Kurs dotyczył przede wszystkim zastosowania multimediów w nauczaniu, tematy zajęć to m.in. platformy edukacyjne, social media w szkole, pomysły na wykorzystanie Instagrama w szkole, aplikacje przeznaczone do nauki, tworzenie e-booka w open office oraz bezpieczeństwo w sieci. Prowadzący przedstawił nam również system edukacji we Włoszech, opowiedział o specyfice włoskiej szkoły, o tym jaki wpływ wywarł faszyzm na edukację i z jakimi problemami mierzy się współczesna włoska szkoła. Zajęcia nie miały formy wykładu, podejmowaliśmy dyskusję, zadawaliśmy pytania, porównywaliśmy włoskie metody i formy pracy. W procesie nauczania wciąż najważniejszy jest nauczyciel, jego wiedza, zaangażowanie i kompetencje, a multimedia i inne "gadżety" są wciąż tylko dodatkiem i służą uatrakcyjnieniu zajęć - do takiego wspólnego wniosku doszliśmy pod koniec kursu. Porównując polską i włoską szkołę można było też zauważyć, że Włosi sceptycznie i ostrożnie podchodzą do wszelkich nowości, polscy nauczyciele i polska szkoła jest dużo bardziej otwarta i nowoczesna.

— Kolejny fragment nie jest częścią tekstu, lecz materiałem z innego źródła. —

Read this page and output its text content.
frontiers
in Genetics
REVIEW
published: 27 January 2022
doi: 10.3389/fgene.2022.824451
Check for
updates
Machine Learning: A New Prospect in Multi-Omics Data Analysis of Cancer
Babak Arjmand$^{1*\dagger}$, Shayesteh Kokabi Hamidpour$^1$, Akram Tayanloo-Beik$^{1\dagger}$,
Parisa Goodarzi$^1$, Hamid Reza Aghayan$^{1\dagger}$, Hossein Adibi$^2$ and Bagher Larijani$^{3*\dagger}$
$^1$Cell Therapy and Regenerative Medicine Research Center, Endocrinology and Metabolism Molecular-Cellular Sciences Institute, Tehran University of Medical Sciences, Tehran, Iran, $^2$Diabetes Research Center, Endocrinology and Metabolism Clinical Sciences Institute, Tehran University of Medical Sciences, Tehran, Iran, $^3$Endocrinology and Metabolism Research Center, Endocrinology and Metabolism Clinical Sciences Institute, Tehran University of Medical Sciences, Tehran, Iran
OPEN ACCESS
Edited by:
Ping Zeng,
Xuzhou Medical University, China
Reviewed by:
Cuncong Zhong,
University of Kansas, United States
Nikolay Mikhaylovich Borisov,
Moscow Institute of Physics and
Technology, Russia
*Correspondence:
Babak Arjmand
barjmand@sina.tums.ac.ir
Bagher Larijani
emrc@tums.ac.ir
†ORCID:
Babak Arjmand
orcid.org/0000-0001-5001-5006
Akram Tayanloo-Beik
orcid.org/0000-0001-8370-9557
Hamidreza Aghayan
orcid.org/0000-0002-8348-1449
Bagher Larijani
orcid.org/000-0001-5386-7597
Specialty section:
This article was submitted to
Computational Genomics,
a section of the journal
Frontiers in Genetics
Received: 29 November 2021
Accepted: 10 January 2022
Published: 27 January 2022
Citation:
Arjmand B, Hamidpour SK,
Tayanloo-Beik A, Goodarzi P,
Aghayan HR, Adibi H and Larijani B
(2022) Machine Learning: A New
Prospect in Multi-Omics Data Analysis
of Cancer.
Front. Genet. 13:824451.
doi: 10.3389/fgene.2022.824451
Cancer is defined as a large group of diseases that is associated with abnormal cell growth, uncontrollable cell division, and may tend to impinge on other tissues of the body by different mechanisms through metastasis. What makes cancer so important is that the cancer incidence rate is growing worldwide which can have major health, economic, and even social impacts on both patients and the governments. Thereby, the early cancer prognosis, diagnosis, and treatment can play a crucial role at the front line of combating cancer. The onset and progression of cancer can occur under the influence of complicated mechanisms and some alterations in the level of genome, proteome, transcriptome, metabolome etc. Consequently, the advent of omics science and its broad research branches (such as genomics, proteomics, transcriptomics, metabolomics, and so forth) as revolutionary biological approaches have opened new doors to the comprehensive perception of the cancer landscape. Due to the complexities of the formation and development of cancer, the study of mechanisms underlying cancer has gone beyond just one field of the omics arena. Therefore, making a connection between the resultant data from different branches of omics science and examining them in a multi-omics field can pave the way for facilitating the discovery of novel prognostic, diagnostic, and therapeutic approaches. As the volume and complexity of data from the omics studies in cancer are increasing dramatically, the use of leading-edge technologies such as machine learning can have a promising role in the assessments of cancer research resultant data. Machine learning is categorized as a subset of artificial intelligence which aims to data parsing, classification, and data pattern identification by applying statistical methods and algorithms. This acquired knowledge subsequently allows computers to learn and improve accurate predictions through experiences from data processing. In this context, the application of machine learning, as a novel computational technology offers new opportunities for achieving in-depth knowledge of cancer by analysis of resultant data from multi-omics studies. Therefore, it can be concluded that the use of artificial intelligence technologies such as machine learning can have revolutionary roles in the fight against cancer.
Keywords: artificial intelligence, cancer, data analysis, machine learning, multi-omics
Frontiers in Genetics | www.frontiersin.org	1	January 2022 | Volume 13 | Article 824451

Po intensywnych zajęciach był czas wolny, który wykorzystaliśmy na wypoczynek i zwiedzanie. Samo Rimini nie ma wiele zabytków, ale w niewielkiej odległości od miasta są takie perełki architektoniczne jak Rawenna, Santarcangelo di Romagna, Gradara czy San Marino. Miłośnicy architektury, esteci, wielbiciele sztuki bizantyjskiej czy po prostu ciekawi świata wędrowcy mogli w wolnym czasie oddać się swoim pasjom, godzinami wędrować po uroczych uliczkach, zaułkach, placach. Zarówno Rimini jak i wymienione wyżej miasta mają piękną zieleń, cieszą oczy kolorami, egzotycznymi roślinami, parki, skwery, zieleńce są zadbane i wypielęgnowane.
Atmosfera panująca na szkoleniu oraz ... smak włoskiego espresso sprawiły że nauka w upalne dni była przyjemnością! Do Polski wróciliśmy z pomysłami na lekcje, inicjatywami, wzbogaceni o nową wiedzę, którą podzielimy się z innymi nauczycielami.